А потом много лет не было у обоих ни потребности, ни возможности ни говорить, ни спорить. И только через два десятилетия свела их и расставила все по местам Великая война за Отечество…
* * *
Последнее время Самойлович, тот самый нэпман, который в кабинете Наума Миндлина старался втолковать, что новой власти стоило бы поучиться отношению с торговцами у царского градоначальника, был не в духе. Его заметно обеспокоила осведомленность Наума о финансовых махинациях, и страшила возможность налоговых санкций в то время, как торговля шла вяло. Думая о Миндлине и очень ясно высказанных им предостережениях, Самойлович говорил, привалившись животом к прилавку, единственному покупателю, детскому врачу Гросману:
— Вот вы, Юлий Борисович, ученый человек. Вы учились в Европе. Так вы мне скажите, не много ли власти забрали сейчас евреи?
Гросман не любил вопросов, поставленных в такой прямолинейной форме. Вопрос даже попахивал провокацией, и, если бы доктор не знал Самойловича много лет, он просто уклонился бы от ответа. Но на этот раз он только улыбнулся слегка и сказал осторожно:
— А вы так считаете?
— Я так считаю, а они тем временем считают мои деньги.
— Что поделаешь! Государству всегда нужны деньги. Как и частным лицам, между прочим.
— Тут я с вами согласен. Я даже думаю, что и Ротшильду вечно не хватает. Но у Ротшильда свои заботы, а у меня свои. Я могу вылететь в трубу. И все потому, что политики не понимают смысла коммерции. Ну, хорошо, пусть это будет граф или князь. Но у нас уже нету графов! А что мы имеем? Я сам читал в журнале — при белых, конечно, — что Троцкий в наступлении бросал красноармейцам золотые часы! Вы можете себе представить! Вы слышали такое?
— Да, я помню. Он подражал русскому генералу, который бросал Георгиевские кресты в бою с Наполеоном.

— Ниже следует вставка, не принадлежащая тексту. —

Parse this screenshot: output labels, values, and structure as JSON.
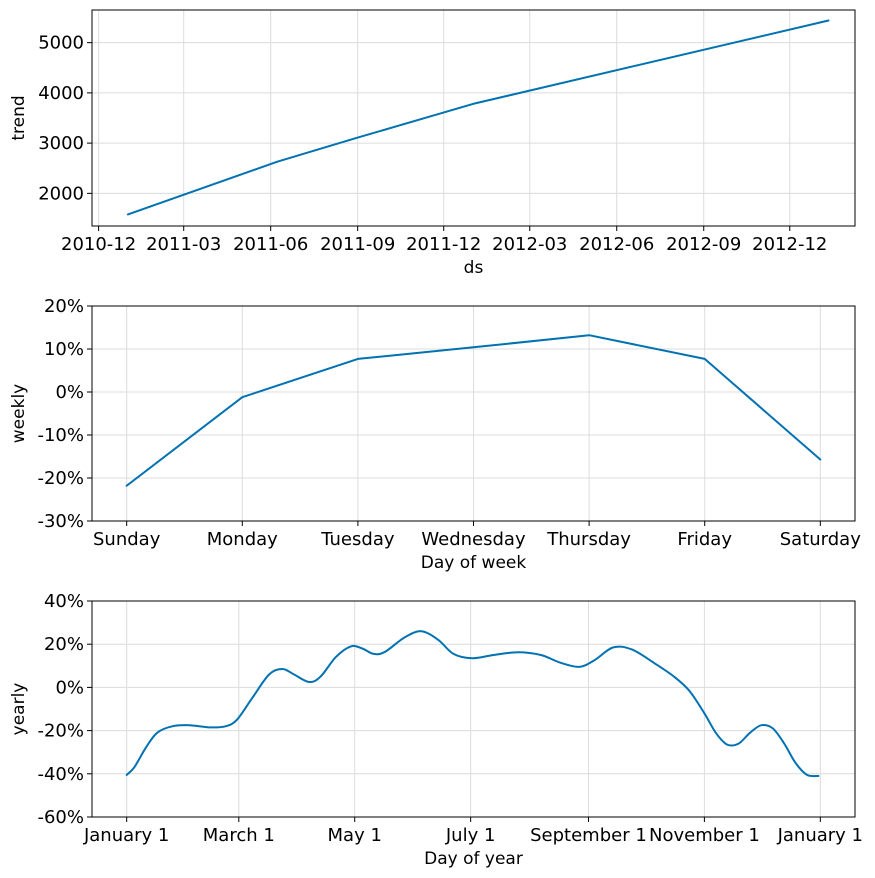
{
  "chart_data": [
    {
      "type": "line",
      "xlabel": "ds",
      "ylabel": "trend",
      "x_ticks": [
        "2010-12",
        "2011-03",
        "2011-06",
        "2011-09",
        "2011-12",
        "2012-03",
        "2012-06",
        "2012-09",
        "2012-12"
      ],
      "y_ticks": [
        "2000",
        "3000",
        "4000",
        "5000"
      ],
      "ylim": [
        1350,
        5650
      ],
      "xlim": [
        "2010-11-24",
        "2013-02-08"
      ],
      "grid": true,
      "series": [
        {
          "color": "#0072B2",
          "points": [
            {
              "x": "2011-01-01",
              "y": 1580
            },
            {
              "x": "2011-06-08",
              "y": 2630
            },
            {
              "x": "2011-09-01",
              "y": 3110
            },
            {
              "x": "2012-01-01",
              "y": 3780
            },
            {
              "x": "2013-01-11",
              "y": 5440
            }
          ]
        }
      ]
    },
    {
      "type": "line",
      "xlabel": "Day of week",
      "ylabel": "weekly",
      "x_ticks": [
        "Sunday",
        "Monday",
        "Tuesday",
        "Wednesday",
        "Thursday",
        "Friday",
        "Saturday"
      ],
      "y_ticks": [
        "-30%",
        "-20%",
        "-10%",
        "0%",
        "10%",
        "20%"
      ],
      "ylim": [
        -30,
        20
      ],
      "grid": true,
      "series": [
        {
          "color": "#0072B2",
          "values": [
            -21.8,
            -1.2,
            7.7,
            10.4,
            13.2,
            7.7,
            -15.7
          ]
        }
      ]
    },
    {
      "type": "line",
      "xlabel": "Day of year",
      "ylabel": "yearly",
      "x_ticks": [
        "January 1",
        "March 1",
        "May 1",
        "July 1",
        "September 1",
        "November 1",
        "January 1"
      ],
      "x_tick_days": [
        0,
        59,
        120,
        181,
        243,
        304,
        365
      ],
      "y_ticks": [
        "-60%",
        "-40%",
        "-20%",
        "0%",
        "20%",
        "40%"
      ],
      "ylim": [
        -60,
        40
      ],
      "grid": true,
      "series": [
        {
          "color": "#0072B2",
          "points": [
            {
              "x": 0,
              "y": -40.5
            },
            {
              "x": 4,
              "y": -37
            },
            {
              "x": 10,
              "y": -28
            },
            {
              "x": 16,
              "y": -21
            },
            {
              "x": 24,
              "y": -18
            },
            {
              "x": 33,
              "y": -17.5
            },
            {
              "x": 44,
              "y": -18.5
            },
            {
              "x": 52,
              "y": -18
            },
            {
              "x": 58,
              "y": -15
            },
            {
              "x": 66,
              "y": -5
            },
            {
              "x": 75,
              "y": 6
            },
            {
              "x": 82,
              "y": 8.5
            },
            {
              "x": 88,
              "y": 6
            },
            {
              "x": 96,
              "y": 2.5
            },
            {
              "x": 102,
              "y": 5
            },
            {
              "x": 110,
              "y": 14
            },
            {
              "x": 118,
              "y": 19
            },
            {
              "x": 124,
              "y": 18
            },
            {
              "x": 130,
              "y": 15.5
            },
            {
              "x": 136,
              "y": 16.5
            },
            {
              "x": 146,
              "y": 23
            },
            {
              "x": 155,
              "y": 26
            },
            {
              "x": 164,
              "y": 22
            },
            {
              "x": 172,
              "y": 15.5
            },
            {
              "x": 182,
              "y": 13.5
            },
            {
              "x": 193,
              "y": 15
            },
            {
              "x": 206,
              "y": 16.3
            },
            {
              "x": 218,
              "y": 15
            },
            {
              "x": 228,
              "y": 11.5
            },
            {
              "x": 238,
              "y": 9.5
            },
            {
              "x": 246,
              "y": 12.5
            },
            {
              "x": 256,
              "y": 18.5
            },
            {
              "x": 266,
              "y": 17.5
            },
            {
              "x": 278,
              "y": 11
            },
            {
              "x": 288,
              "y": 5
            },
            {
              "x": 296,
              "y": -1.5
            },
            {
              "x": 304,
              "y": -12
            },
            {
              "x": 310,
              "y": -21
            },
            {
              "x": 316,
              "y": -26.5
            },
            {
              "x": 322,
              "y": -26
            },
            {
              "x": 328,
              "y": -21
            },
            {
              "x": 334,
              "y": -17.5
            },
            {
              "x": 340,
              "y": -19
            },
            {
              "x": 346,
              "y": -26
            },
            {
              "x": 352,
              "y": -35
            },
            {
              "x": 358,
              "y": -40.5
            },
            {
              "x": 364,
              "y": -41
            }
          ]
        }
      ]
    }
  ]
}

— Ха! Вы только подумайте — великий полководец из черты оседлости! Конечно, можно и одуреть. Но, между прочим, что бросал генерал? Кресты, которые царь специально изготовил на этот случай. А что бросал Троцкий? Часы, конфискованные у буржуазии, то есть, между прочим, у нас с вами. Вы не представляете, сколько у меня отняли часов за эти годы! Последние совсем недавно, в поезде.
— Но это же сделали бандиты!
— Да какая мне разница, кто у меня отнимает! А если и бандиты, так куда смотрит власть?
Гросман покачал головой.
— Вы говорите опасные вещи, Самойлович.
— Ничего. Я читаю газеты. С этим завинчиванием гаек номера уже не проходят.
— Что с вами, Самойлович? Почему вы так недовольны властью? Насколько я помню, вы ведь всегда уживались с властями.
— Да! Я уживался. Я даже так уживался, что умные люди меня всегда уважали. И при царе, и потом… Меня даже погромщики предупреждали, когда начнется погром. Другим головы пробивали, а мне не разбили ни разу даже витрину. Потому что меня уважали. А этот золотушный мальчишка, которому я приносил на праздники конфеты, теперь держит меня за горло и грозится придушить! Они, видите ли, хотят делать мировую революцию за мой счет!
— О ком вы, Самойлович?
— О ком же, как не об этом мальчишке, Наумчике. Он теперь важная птица.
— А… вот вы о ком!
— Вот именно. Вы только подумайте, доктор! Им все мало. Они убили государя, прогнали Временное правительство, побили всех генералов и даже адмирала Колчака. Они запугали Антанту… А теперь, когда вроде бы наступила жизнь… конечно, не та, не настоящая, но хоть какая-то жизнь, и когда я могу быть полезен, они говорят мне: ладно, принеси нам пользу, а мы у тебя все отберем и выкинем на помойку! Кому говорят? Мне! А? Как вам это нравится? Нет! Я такого над собой не потерплю!